= Charles Alfred White =

Australian Presbyterian minister

Charles Alfred White (27 July 1869 - 4 January 1954), also known as C. A. White, was a Presbyterian minister in New South Wales, Australia. He compiled a history of the Presbyterian Church in Australia to c. 1950, published as Challenge of the Years (1951).

==Early life and education==
White was born in Warialda near Myall Creek, New South Wales, a son of Alfred James White (died before 1880) and Maria Isabella White, née Alderson. He was educated at Inverell Primary School and Armidale Grammar School, and studied philosophy at Sydney University, graduating with a B.A. with honours in 1895. He studied theology under George Grimm, James Cosh, and John Kinross.

==Ministry==
White was licensed and ordained in the Presbyterian Church in 1896 and inducted to the parish of Windsor on 12 December 1896. He served there for four years before transferring to the parish of Wollongong in 1900, then to Stanmore in 1903 and Auburn in 1912.

He was appointed the church's Foreign Missionary secretary in 1916 and in 1917 visited the church's mission at Sholinghur, India. He then served as minister of Park Church, South Brisbane from 1920 to 1924, when he resigned for personal reasons. He was elected Moderator of the Presbyterian Church of Queensland in 1924.

He subsequently served at the Bowenfels parish (which includes the town of Lithgow) from 1925 and at North Strathfield from 1931 to 1937.

==Church leadership==
White served on numerous church committees, including as convenor of the Statistics, Welfare of Youth, Evangelistic, Church and Manse Loan Fund, and Foreign Missions committees.

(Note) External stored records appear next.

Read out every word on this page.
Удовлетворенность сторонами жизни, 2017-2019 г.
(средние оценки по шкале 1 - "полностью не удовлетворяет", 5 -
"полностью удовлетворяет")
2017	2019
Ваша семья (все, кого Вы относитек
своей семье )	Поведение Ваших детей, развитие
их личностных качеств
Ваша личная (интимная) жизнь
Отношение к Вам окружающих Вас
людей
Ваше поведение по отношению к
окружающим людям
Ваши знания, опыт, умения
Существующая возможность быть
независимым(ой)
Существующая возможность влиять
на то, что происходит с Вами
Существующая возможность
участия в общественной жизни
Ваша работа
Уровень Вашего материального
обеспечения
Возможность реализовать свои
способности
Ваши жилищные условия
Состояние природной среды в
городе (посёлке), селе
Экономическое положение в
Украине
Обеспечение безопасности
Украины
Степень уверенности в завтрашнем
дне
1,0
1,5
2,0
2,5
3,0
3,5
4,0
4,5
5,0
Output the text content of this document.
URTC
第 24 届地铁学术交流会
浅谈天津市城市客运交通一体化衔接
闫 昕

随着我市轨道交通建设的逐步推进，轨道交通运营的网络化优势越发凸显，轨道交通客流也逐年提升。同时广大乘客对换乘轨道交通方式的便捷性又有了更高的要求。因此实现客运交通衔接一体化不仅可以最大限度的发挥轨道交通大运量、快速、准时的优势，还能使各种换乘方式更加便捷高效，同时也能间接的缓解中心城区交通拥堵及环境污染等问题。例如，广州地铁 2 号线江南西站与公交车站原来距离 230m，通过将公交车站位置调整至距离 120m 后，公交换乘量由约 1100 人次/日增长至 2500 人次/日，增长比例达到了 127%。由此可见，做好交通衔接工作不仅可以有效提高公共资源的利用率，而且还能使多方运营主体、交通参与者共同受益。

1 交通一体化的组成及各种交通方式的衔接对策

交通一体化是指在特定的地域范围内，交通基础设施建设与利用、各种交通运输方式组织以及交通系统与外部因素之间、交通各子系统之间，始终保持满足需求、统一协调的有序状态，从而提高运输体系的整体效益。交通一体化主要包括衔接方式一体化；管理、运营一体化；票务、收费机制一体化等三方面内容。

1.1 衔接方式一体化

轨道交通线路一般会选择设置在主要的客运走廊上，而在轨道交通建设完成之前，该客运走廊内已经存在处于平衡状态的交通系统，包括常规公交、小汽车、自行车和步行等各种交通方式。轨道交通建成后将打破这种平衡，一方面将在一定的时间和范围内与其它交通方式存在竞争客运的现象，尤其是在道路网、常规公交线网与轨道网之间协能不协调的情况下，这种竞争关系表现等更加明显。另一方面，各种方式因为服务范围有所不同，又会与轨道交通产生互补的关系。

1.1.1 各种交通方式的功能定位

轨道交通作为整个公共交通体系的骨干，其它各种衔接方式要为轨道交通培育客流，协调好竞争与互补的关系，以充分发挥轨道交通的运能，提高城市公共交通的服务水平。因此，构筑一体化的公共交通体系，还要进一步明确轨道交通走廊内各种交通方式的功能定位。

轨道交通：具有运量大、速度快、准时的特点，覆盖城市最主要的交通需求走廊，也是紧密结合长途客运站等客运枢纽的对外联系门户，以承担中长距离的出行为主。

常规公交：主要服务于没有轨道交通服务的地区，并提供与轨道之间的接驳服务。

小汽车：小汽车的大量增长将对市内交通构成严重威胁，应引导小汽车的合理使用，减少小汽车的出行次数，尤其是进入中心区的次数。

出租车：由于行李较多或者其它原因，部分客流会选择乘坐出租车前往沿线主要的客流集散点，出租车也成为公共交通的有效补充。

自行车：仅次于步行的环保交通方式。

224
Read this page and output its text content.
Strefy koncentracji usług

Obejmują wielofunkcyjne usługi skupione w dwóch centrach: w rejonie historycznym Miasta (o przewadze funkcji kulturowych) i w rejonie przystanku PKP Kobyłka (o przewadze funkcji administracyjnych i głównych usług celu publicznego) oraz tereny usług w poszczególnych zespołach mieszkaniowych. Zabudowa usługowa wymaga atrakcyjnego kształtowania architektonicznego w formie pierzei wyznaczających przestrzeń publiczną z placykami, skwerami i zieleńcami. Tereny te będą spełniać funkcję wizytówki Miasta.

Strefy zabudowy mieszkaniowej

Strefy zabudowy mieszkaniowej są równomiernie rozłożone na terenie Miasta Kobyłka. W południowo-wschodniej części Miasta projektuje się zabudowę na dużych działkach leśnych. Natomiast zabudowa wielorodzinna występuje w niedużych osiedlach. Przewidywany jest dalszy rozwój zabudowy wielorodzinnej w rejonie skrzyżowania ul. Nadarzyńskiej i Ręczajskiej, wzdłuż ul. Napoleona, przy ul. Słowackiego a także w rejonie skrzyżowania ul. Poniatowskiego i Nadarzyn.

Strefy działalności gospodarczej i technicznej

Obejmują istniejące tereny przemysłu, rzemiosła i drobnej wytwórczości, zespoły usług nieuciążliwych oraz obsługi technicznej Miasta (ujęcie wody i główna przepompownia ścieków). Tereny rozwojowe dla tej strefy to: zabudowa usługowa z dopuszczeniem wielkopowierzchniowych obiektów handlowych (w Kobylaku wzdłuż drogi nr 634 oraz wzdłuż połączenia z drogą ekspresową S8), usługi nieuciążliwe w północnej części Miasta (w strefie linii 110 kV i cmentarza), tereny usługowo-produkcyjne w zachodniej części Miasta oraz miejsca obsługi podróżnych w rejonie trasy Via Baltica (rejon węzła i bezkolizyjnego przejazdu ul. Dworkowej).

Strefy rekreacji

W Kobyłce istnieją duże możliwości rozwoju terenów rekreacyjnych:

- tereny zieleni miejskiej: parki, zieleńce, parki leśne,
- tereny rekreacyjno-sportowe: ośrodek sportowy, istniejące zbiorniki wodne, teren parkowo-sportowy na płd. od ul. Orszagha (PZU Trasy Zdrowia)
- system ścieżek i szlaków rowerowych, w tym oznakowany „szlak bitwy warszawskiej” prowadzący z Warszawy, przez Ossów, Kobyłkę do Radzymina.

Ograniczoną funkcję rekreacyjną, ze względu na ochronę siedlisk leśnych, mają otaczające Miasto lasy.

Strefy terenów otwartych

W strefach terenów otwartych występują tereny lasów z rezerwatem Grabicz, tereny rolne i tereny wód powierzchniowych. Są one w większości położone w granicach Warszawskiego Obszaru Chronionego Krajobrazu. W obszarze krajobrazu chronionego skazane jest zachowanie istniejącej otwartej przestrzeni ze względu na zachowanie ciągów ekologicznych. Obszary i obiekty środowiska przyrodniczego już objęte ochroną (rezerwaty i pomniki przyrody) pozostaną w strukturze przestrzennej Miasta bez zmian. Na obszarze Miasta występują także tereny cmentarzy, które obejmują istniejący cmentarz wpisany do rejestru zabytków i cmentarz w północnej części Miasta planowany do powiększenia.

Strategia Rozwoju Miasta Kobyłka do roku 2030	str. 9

In 1930 he was appointed Moderator of the Presbyterian Church of New South Wales. He was a delegate to the Council of Churches in New South Wales and was elected its president in 1936.

==Retirement and death==
White retired in 1937 and spent much of his time working at the church hostel in the Haymarket area. He also performed relief duties for younger ministers who had joined the Australian Army as padres during the Second World War.

In 1945 he was granted leave to complete his history of the Presbyterian Church.

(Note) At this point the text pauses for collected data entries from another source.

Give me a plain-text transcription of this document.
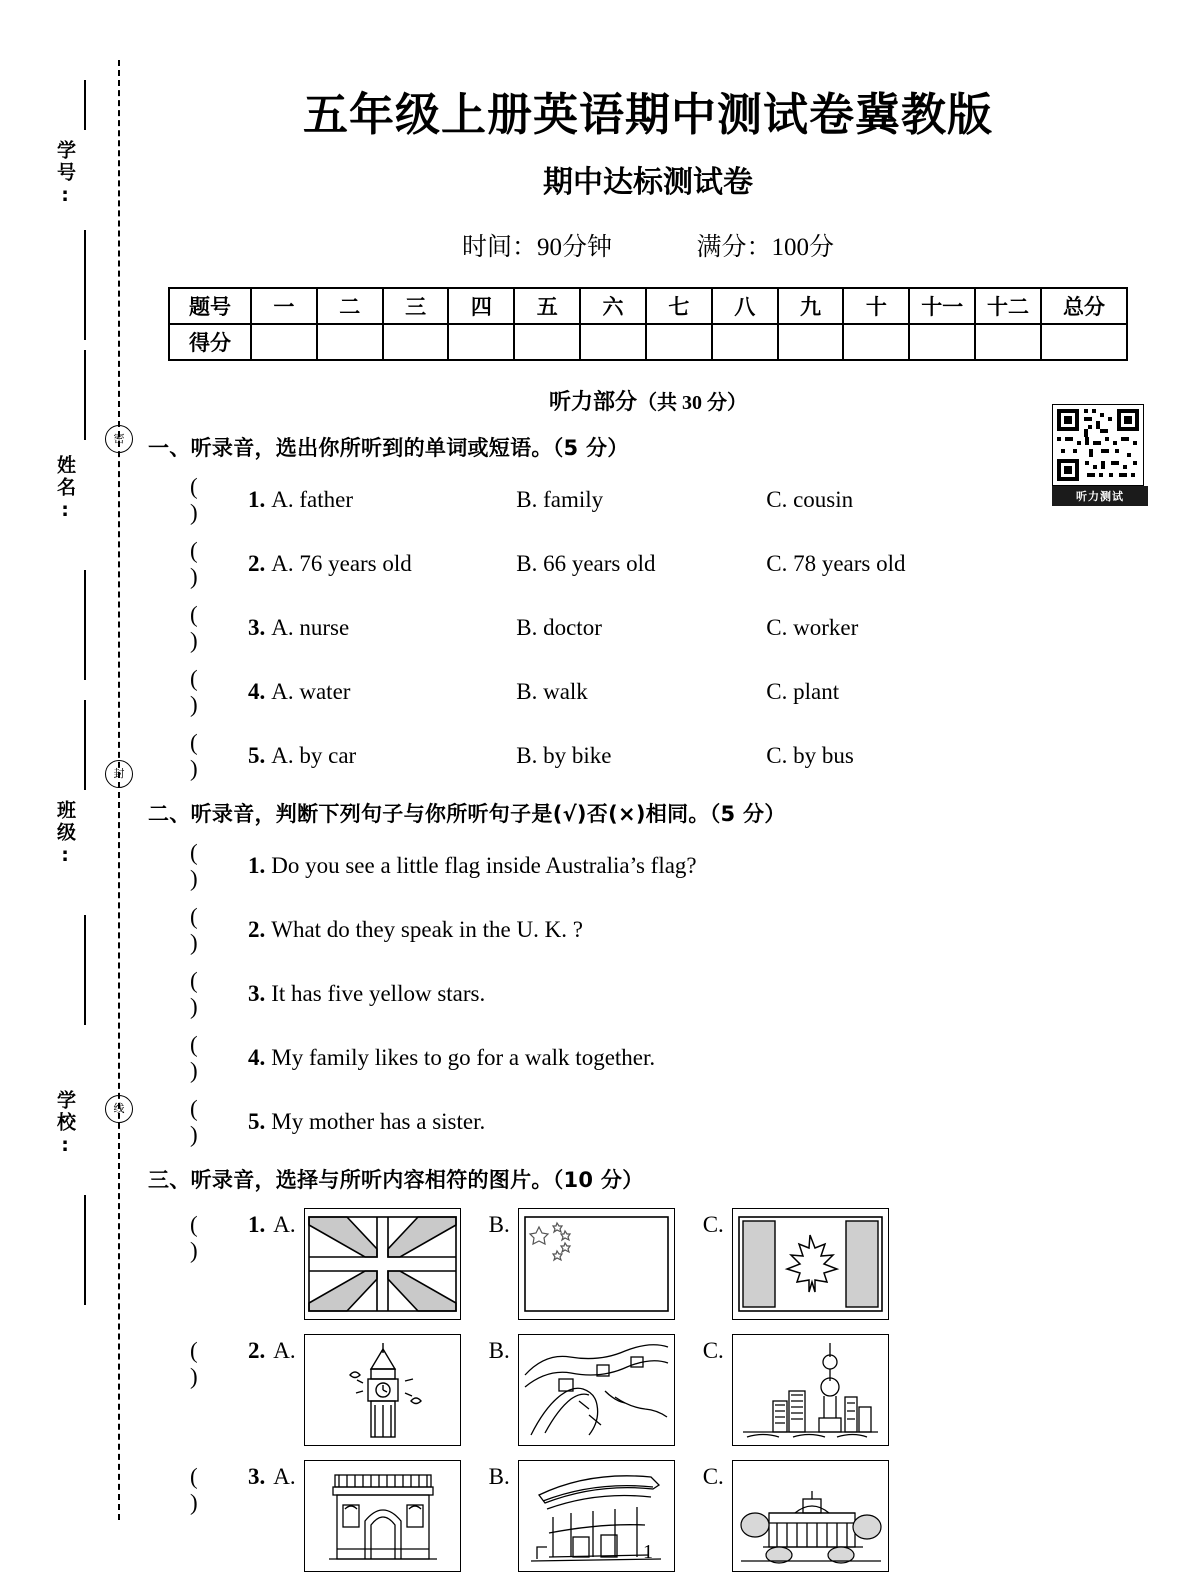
学号:
姓名:
班级:
学校:
密
封
线
五年级上册英语期中测试卷冀教版
期中达标测试卷
时间：90分钟	满分：100分
题号	一	二	三	四	五	六	七	八	九	十	十一	十二	总分
得分													
听力测试
听力部分（共 30 分）
一、听录音，选出你所听到的单词或短语。（5 分）
( )
1. A. father	B. family	C. cousin
( )
2. A. 76 years old	B. 66 years old	C. 78 years old
( )
3. A. nurse	B. doctor	C. worker
( )
4. A. water	B. walk	C. plant
( )
5. A. by car	B. by bike	C. by bus
二、听录音，判断下列句子与你所听句子是(√)否(×)相同。（5 分）
( )
1. Do you see a little flag inside Australia’s flag?
( )
2. What do they speak in the U. K. ?
( )
3. It has five yellow stars.
( )
4. My family likes to go for a walk together.
( )
5. My mother has a sister.
三、听录音，选择与所听内容相符的图片。（10 分）
( )
1. A.	B.	C.
( )
2. A.	B.	C.
( )
3. A.	B.	C.
1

White died of a heart attack at his home in Mowbray Road, Chatswood. A memorial service was held at St Andrews Church, Chatswood, and his remains were cremated at the Northern Suburbs Crematorium.

==Publications==
- White, Charles Alfred (1951) Challenge of the Years: A History of the Presbyterian Church in Australia. Angus & Robertson.
The book includes a list of ministers and missionaries covering the first 150 years of the church in Australia.

==Family==
White was a brother of Ada Emily White; Clara Ann Margaret White; Emily Elizabeth White; and Jessie Maria White.

No record of marriage or children has been found.